Christianity in India Today

There are 25 million Christians in India which is just below 3% of the total population of the country. This number is slightly more than the entire population of Australia and New Zealand, or slightly below the total population of Canada, or total population of several countries in Europe. There are parts of India as heavily Christian as any part of Europe or America, e.g., Kerala, Goa, Misoram. Kerala has the largest number of Christians among the states. However, in North India, the Church is represented only by small and scattered communities. Christians including Catholics, Orthodox and Protestants, form the third largest group in India. It is estimated that about 73% of the Christians in India are Catholics. The Catholic Church in India is Composed of three individual Churches -- Latin, Malabar and Malankara -- with their own independent hierarchies. Diversity of Christians is noticeable: Syrian Christians, Knanaya Christians, Goan Christians, Tamil Christians, Anglo-Indians, Naga Christians, etc. They differ in language, social customs and economic prosperity. Christians Occupy high positions: cabinet ministers, governors of states, high court judges, University vice-chancellors, top-ranking officers, etc. Christians also have been the main contributors to education in India. Their contribution in the social work is out of all proportion to their numbers.

Kerala is the cradle of Christianity in India.
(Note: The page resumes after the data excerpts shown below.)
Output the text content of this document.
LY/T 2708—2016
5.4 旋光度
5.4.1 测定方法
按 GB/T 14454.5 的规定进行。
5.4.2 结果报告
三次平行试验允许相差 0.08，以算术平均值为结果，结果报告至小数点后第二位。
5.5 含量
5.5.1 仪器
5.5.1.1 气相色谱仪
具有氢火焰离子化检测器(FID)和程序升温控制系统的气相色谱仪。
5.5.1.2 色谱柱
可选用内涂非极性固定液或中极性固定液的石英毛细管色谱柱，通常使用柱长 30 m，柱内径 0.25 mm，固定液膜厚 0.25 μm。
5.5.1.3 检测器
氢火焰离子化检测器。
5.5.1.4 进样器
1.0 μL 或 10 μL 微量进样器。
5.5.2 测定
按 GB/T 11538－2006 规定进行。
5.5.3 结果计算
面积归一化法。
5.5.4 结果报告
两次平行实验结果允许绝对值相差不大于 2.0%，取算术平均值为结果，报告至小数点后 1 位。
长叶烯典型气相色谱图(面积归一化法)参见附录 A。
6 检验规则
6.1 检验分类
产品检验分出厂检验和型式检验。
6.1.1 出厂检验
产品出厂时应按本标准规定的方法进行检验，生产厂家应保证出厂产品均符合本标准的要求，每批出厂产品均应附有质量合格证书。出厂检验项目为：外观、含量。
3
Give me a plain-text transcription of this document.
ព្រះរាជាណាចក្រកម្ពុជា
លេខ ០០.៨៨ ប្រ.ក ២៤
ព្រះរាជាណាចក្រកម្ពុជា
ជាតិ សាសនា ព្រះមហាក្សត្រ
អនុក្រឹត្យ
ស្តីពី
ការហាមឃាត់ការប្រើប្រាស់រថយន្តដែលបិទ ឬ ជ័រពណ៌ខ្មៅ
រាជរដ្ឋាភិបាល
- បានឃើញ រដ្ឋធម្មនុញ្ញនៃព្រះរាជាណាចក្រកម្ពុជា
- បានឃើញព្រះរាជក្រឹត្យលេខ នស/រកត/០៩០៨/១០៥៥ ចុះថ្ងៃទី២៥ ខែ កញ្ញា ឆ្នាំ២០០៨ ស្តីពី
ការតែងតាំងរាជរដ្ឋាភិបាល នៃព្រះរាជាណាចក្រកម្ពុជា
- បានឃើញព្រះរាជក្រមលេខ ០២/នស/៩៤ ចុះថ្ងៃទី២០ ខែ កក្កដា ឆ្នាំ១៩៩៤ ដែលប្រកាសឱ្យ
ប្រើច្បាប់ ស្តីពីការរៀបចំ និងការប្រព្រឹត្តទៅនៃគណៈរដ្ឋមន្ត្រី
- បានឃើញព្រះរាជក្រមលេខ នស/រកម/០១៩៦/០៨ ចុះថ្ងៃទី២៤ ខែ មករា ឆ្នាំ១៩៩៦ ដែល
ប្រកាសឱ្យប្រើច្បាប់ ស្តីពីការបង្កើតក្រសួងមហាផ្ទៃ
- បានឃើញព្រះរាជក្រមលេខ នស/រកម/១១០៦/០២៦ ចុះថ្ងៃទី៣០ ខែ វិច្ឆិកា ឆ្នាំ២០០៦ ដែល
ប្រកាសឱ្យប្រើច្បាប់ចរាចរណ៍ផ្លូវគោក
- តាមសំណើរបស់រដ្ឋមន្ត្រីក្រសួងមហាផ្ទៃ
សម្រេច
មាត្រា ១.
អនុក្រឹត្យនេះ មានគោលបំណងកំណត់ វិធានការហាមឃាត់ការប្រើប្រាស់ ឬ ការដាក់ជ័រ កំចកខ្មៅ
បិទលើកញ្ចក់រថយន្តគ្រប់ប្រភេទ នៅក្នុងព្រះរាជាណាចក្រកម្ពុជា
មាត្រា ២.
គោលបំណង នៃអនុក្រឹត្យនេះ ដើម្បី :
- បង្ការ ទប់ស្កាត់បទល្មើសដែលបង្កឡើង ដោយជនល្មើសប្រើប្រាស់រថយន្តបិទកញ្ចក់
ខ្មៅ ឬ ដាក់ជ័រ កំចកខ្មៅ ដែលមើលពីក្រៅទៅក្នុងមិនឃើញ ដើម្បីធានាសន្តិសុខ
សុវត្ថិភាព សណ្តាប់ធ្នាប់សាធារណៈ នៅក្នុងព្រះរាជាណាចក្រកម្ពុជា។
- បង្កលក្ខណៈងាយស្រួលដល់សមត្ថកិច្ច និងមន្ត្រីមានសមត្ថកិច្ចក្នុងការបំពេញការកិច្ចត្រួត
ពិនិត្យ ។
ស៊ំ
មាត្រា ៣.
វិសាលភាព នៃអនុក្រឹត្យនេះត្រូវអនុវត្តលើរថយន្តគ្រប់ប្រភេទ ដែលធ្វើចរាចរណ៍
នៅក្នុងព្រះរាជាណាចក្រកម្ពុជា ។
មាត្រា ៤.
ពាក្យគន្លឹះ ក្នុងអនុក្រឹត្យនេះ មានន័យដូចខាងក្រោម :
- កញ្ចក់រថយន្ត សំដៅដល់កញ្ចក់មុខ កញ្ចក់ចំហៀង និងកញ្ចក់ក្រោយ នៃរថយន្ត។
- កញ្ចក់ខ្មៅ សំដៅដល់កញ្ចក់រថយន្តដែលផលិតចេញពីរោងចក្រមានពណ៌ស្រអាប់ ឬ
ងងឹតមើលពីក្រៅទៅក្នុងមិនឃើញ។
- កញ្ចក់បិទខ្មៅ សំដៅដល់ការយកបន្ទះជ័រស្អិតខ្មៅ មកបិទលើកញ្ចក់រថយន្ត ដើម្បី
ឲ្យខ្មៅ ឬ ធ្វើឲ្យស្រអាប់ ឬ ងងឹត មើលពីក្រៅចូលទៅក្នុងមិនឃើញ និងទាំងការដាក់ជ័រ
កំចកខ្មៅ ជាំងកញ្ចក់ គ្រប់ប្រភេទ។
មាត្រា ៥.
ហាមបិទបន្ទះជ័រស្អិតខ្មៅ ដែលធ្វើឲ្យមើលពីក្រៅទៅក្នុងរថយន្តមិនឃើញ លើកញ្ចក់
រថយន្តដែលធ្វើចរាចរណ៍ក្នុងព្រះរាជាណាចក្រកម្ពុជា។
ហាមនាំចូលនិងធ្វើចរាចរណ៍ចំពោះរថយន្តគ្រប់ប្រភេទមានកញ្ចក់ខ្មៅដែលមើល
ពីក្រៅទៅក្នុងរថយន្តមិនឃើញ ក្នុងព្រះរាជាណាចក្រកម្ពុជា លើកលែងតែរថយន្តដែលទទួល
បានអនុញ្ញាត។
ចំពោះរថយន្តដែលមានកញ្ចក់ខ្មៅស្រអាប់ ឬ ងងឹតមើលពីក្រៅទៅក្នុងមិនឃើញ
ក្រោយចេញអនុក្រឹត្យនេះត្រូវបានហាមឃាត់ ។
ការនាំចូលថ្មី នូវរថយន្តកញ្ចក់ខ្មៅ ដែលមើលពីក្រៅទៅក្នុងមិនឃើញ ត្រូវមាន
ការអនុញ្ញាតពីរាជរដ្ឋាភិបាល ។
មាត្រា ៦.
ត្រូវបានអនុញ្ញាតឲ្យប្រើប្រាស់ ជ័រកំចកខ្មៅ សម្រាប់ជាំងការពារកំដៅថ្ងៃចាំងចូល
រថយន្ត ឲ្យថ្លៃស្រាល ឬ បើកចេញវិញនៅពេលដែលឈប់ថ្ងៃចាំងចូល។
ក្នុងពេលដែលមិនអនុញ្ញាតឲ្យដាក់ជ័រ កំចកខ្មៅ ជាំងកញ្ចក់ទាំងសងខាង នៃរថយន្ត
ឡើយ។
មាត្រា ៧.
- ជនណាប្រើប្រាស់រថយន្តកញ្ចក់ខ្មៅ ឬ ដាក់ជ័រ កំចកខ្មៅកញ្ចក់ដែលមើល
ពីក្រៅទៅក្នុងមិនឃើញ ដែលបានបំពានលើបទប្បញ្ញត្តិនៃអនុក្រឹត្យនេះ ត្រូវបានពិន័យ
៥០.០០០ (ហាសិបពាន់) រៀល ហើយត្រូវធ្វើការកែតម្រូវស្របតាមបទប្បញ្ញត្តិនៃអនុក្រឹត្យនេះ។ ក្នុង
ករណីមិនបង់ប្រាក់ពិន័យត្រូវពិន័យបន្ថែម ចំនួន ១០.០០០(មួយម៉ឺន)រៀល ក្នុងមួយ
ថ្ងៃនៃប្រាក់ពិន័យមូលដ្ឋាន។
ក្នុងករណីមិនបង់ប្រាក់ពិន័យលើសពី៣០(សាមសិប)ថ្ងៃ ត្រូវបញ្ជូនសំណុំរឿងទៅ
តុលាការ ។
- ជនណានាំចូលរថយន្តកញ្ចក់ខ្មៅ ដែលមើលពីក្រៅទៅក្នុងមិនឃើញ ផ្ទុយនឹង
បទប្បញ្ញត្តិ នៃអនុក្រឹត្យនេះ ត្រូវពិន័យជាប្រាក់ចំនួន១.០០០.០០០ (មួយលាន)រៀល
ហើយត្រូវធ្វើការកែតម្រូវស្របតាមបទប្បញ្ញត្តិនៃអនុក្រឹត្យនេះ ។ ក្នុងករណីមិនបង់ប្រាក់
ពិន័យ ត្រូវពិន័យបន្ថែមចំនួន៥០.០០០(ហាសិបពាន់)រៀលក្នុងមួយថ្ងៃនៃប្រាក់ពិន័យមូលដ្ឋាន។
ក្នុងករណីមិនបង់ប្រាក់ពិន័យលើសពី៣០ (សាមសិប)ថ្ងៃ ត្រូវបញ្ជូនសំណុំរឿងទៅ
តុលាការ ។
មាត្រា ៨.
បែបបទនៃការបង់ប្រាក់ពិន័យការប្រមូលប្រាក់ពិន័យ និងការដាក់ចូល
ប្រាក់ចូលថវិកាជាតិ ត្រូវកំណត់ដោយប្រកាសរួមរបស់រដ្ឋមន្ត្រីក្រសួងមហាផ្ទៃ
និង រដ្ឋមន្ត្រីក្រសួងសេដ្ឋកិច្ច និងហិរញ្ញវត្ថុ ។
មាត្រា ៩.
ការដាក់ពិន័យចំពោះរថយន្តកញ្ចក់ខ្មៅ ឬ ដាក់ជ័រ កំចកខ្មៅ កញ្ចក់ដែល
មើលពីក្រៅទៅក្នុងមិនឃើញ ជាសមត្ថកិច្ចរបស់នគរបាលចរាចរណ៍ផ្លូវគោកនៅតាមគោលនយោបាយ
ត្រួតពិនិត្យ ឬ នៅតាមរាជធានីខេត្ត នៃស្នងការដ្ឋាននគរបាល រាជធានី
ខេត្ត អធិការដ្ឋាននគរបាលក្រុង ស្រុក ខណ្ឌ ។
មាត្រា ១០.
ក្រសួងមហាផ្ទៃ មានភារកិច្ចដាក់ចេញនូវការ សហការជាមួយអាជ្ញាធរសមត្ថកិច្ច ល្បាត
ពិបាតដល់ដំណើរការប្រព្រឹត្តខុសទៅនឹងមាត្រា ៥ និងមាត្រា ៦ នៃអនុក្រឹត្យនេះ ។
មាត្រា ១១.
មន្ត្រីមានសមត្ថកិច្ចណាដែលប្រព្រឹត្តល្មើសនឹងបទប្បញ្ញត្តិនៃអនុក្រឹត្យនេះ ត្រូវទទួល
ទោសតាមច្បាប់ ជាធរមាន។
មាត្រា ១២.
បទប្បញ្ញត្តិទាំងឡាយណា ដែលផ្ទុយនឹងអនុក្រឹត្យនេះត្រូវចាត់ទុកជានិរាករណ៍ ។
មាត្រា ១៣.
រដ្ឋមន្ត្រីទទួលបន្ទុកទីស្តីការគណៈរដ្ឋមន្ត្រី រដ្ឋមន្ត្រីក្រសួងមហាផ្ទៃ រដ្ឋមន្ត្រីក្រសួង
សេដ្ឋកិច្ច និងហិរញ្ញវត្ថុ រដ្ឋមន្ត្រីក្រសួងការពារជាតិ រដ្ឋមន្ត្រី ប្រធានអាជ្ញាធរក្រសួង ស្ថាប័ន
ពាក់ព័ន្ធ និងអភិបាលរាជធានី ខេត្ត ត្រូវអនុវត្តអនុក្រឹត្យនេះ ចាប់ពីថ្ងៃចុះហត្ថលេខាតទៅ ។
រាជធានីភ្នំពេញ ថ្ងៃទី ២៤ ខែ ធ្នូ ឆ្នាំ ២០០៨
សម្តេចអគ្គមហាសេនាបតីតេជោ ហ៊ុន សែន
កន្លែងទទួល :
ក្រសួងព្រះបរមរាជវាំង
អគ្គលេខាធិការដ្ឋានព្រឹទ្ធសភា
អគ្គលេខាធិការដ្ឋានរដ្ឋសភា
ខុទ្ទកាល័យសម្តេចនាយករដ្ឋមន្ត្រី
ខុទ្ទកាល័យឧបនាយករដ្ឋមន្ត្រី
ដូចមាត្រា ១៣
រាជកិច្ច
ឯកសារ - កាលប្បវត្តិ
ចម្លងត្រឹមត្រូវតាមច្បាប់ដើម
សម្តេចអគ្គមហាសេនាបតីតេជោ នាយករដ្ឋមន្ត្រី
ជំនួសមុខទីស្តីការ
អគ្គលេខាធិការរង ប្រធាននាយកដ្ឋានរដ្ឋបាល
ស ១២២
There the Christians play a decisive role in the fields of education, social work and even in politics. In 1959 it moved Pundit Nehru, the then Prime Minister of India, to remark (on the occasion of the dismissal of the Communist Government of Kerala) that the Christians of Kerala are a power to be counted on. 22% of the population of Kerala is Christian. In the educational field, the work of the Christians of Kerala has been noteworthy and it is due to their efforts together with that of the government and of other religious and cultural groups that Kerala became the leading state in India for literacy. Government of India, in 1990, declared that the state of Kerala is 100% literate. This is recorded in the Guinness Book.

The Apostolic Delegation of the East Indies was established in 1884. With the establishment of diplomatic relations between the Holy See and the government of India, the Apostolic Delegation was raised on 12th June 1948 to the rank of an Apostolic Internunciature. On August 22, 1967 it was raised to the level of Apostolic Nunciature. The Catholic Bishops Conference of India (CBCI), was constituted at the Metropolitans' Conference held in Madras in September 1944. There are 21 Arch bishops, 105 Bishops, 14100 priests, 62000 nuns, 3000 religious brothers, and 7600 seminarians in the Catholic Church according to recent statistics.

The Non-Catholic Thomas Christians are mainly: the Jacobites or the Syrian Orthodox Christians divided at present into two rival groups (Bava Kakshi and Metran kakshi), the Anjoorians, the Anglicans (CMS), the Marthomites, the Mellusians or Nestorians, and the St. Thomas Evangelical Church of India. There are around 6 million non-Catholics in India, including Orthodox Christians and Protestants.